Me acerqué a él como quien se dirige a un tribunal en un examen oral de fin de carrera y, cuando le tuve delante de mí y me miró, apenas pude balbucear un triste y desabrido “hola, ¿qué tal?”. Por un momento pensé que ojalá me hubiese dedicado a ver películas de indios y vaqueros en lugar de documentales de física cuántica, porque la mirada de Baltasar me estaba atravesando las entrañas y creí correr el riesgo de recibir una suculenta dosis de jarabe de palo. Entonces, para alivio indescriptible de mis agarrotados músculos, Baltasar… sonrió.

La tensión liberada regresó de vuelta rápidamente y se multiplicó por mil, cuando escuché las palabras que salieron de su boca: “¿Ves que no era tan difícil cambiar el guion?”.

Aquella frase hizo que mi cuerpo alcanzara niveles de rigidez altamente preocupantes. La garganta se me secó y una risa nerviosa y estúpida amenazaba con salir a escena. Pero, ¿quién era yo? ¿Una especie de Neo, hablando con una especie de Oráculo en una especie de… versión española de Matrix (de bajísimo presupuesto)?

-¡¿Quién eres?! -conseguí al fin exclamar.

-Baltasar… supongo -me respondió irónico.

-Pero ¿cómo… cómo sabes…?

-Tranquila –interrumpió- solo estás en un cruce de universos, de realidades paralelas. Yo soy una proyección que tú creaste en alguna otra dimensión, precisamente para recibir esta información. No está mal… Se notan tus influencias cinematográficas, pero… ¡no está mal, chica! Sigue así, sigue saliendo de la rueda del hámster porque no es el mundo el que ha de cambiar, sino tú, solo tú… solo el observador. Sigue las señales, los números… son códigos, programas nuevos que tratan de instalarse cuando se ha alcanzado la complejidad o la madurez suficiente.

-Esto no puede ser real -apunté, sintiendo como mi expresión facial se iba convirtiendo en la definición perfecta del adjetivo atontada.
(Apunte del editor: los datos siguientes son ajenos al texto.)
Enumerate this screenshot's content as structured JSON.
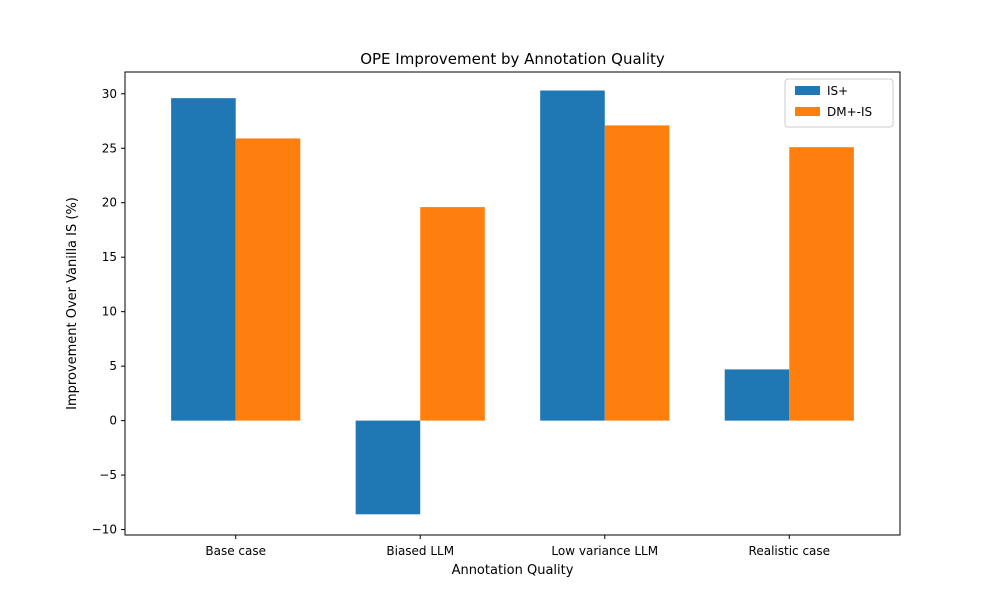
{
  "chart_data": {
    "type": "bar",
    "title": "OPE Improvement by Annotation Quality",
    "xlabel": "Annotation Quality",
    "ylabel": "Improvement Over Vanilla IS (%)",
    "categories": [
      "Base case",
      "Biased LLM",
      "Low variance LLM",
      "Realistic case"
    ],
    "series": [
      {
        "name": "IS+",
        "values": [
          29.6,
          -8.6,
          30.3,
          4.7
        ],
        "color": "#1f77b4"
      },
      {
        "name": "DM+-IS",
        "values": [
          25.9,
          19.6,
          27.1,
          25.1
        ],
        "color": "#ff7f0e"
      }
    ],
    "ylim": [
      -10.5,
      32
    ],
    "yticks": [
      -10,
      -5,
      0,
      5,
      10,
      15,
      20,
      25,
      30
    ],
    "ytick_labels": [
      "−10",
      "−5",
      "0",
      "5",
      "10",
      "15",
      "20",
      "25",
      "30"
    ],
    "legend_position": "top-right",
    "grid": false
  }
}
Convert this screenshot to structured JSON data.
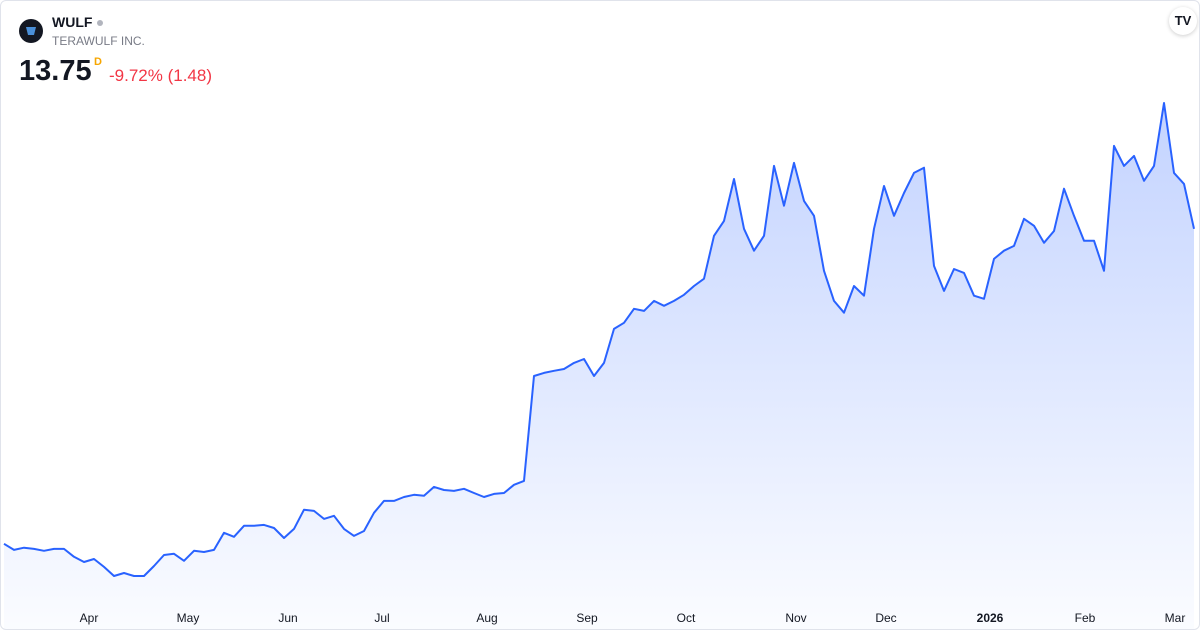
{
  "header": {
    "symbol": "WULF",
    "name": "TERAWULF INC.",
    "price": "13.75",
    "interval": "D",
    "change": "-9.72% (1.48)"
  },
  "chart_data": {
    "type": "area",
    "color": "#2962ff",
    "values": [
      3.39,
      3.19,
      3.26,
      3.22,
      3.16,
      3.22,
      3.22,
      2.96,
      2.79,
      2.89,
      2.63,
      2.33,
      2.43,
      2.33,
      2.33,
      2.66,
      3.02,
      3.06,
      2.83,
      3.16,
      3.12,
      3.19,
      3.75,
      3.62,
      3.98,
      3.98,
      4.01,
      3.91,
      3.58,
      3.88,
      4.51,
      4.47,
      4.21,
      4.31,
      3.88,
      3.65,
      3.81,
      4.41,
      4.8,
      4.8,
      4.93,
      5.0,
      4.97,
      5.26,
      5.16,
      5.13,
      5.2,
      5.06,
      4.93,
      5.03,
      5.06,
      5.33,
      5.46,
      8.91,
      9.01,
      9.08,
      9.14,
      9.34,
      9.47,
      8.91,
      9.34,
      10.46,
      10.66,
      11.12,
      11.05,
      11.38,
      11.22,
      11.38,
      11.58,
      11.87,
      12.11,
      13.52,
      14.01,
      15.39,
      13.75,
      13.03,
      13.52,
      15.82,
      14.51,
      15.92,
      14.67,
      14.18,
      12.37,
      11.38,
      10.99,
      11.87,
      11.55,
      13.75,
      15.16,
      14.18,
      14.93,
      15.59,
      15.76,
      12.53,
      11.71,
      12.43,
      12.3,
      11.55,
      11.45,
      12.76,
      13.03,
      13.19,
      14.08,
      13.85,
      13.29,
      13.68,
      15.07,
      14.18,
      13.36,
      13.36,
      12.37,
      16.48,
      15.82,
      16.15,
      15.33,
      15.82,
      17.89,
      15.59,
      15.23,
      13.75
    ],
    "xlim": [
      0,
      119
    ],
    "xticks": [
      {
        "value": 8.5,
        "label": "Apr"
      },
      {
        "value": 18.4,
        "label": "May"
      },
      {
        "value": 28.4,
        "label": "Jun"
      },
      {
        "value": 37.8,
        "label": "Jul"
      },
      {
        "value": 48.3,
        "label": "Aug"
      },
      {
        "value": 58.3,
        "label": "Sep"
      },
      {
        "value": 68.2,
        "label": "Oct"
      },
      {
        "value": 79.2,
        "label": "Nov"
      },
      {
        "value": 88.2,
        "label": "Dec"
      },
      {
        "value": 98.6,
        "label": "2026"
      },
      {
        "value": 108.1,
        "label": "Feb"
      },
      {
        "value": 117.1,
        "label": "Mar"
      }
    ]
  }
}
Entonces, aquel hombre gigantesco se levantó, puso sus manos sobre mis hombros y clavando su familiar y profunda mirada en mis ojos, sentenció:

-Y ¿qué es real?...

***

Debió de ser algo así como el frenazo de un coche lo que me despertó súbitamente. Mi corazón ya estaba acelerado cuando miré el despertador: 7.33. ¡Habían pasado solo unos segundos! No podía creer que todo hubiese sido… ¡¿un sueño?!

Me levanté de un brinco, me vestí y salí a la calle. Corrí hacia el parque en busca de aquel banco. Mi mente estaba aturdida, confusa… pero algo en mi interior me decía que aquello era tal vez lo más real que me había ocurrido jamás.

El banco de Baltasar estaba vacío. No había nadie, ni nada… Pero… “espera un momento” -pensé al acercarme más-: ¿qué era aquello que se movía? ¿Un ratón? ¿Había un ratón correteando por encima del banco? ¡No!... ¡Era un hámster! ¡Un hámster sin rueda!

Me senté, feliz, y dejé que el sol golpeara con suavidad mi rostro.

Un policía pasaba por allí y desde su intercomunicador se oía la típica voz al estilo radio taxi: “Unidad 33, unidad 33… ¿Me recibes?”.

“Te recibo”-respondí  mentalmente…- , “te recibo, alto y claro”.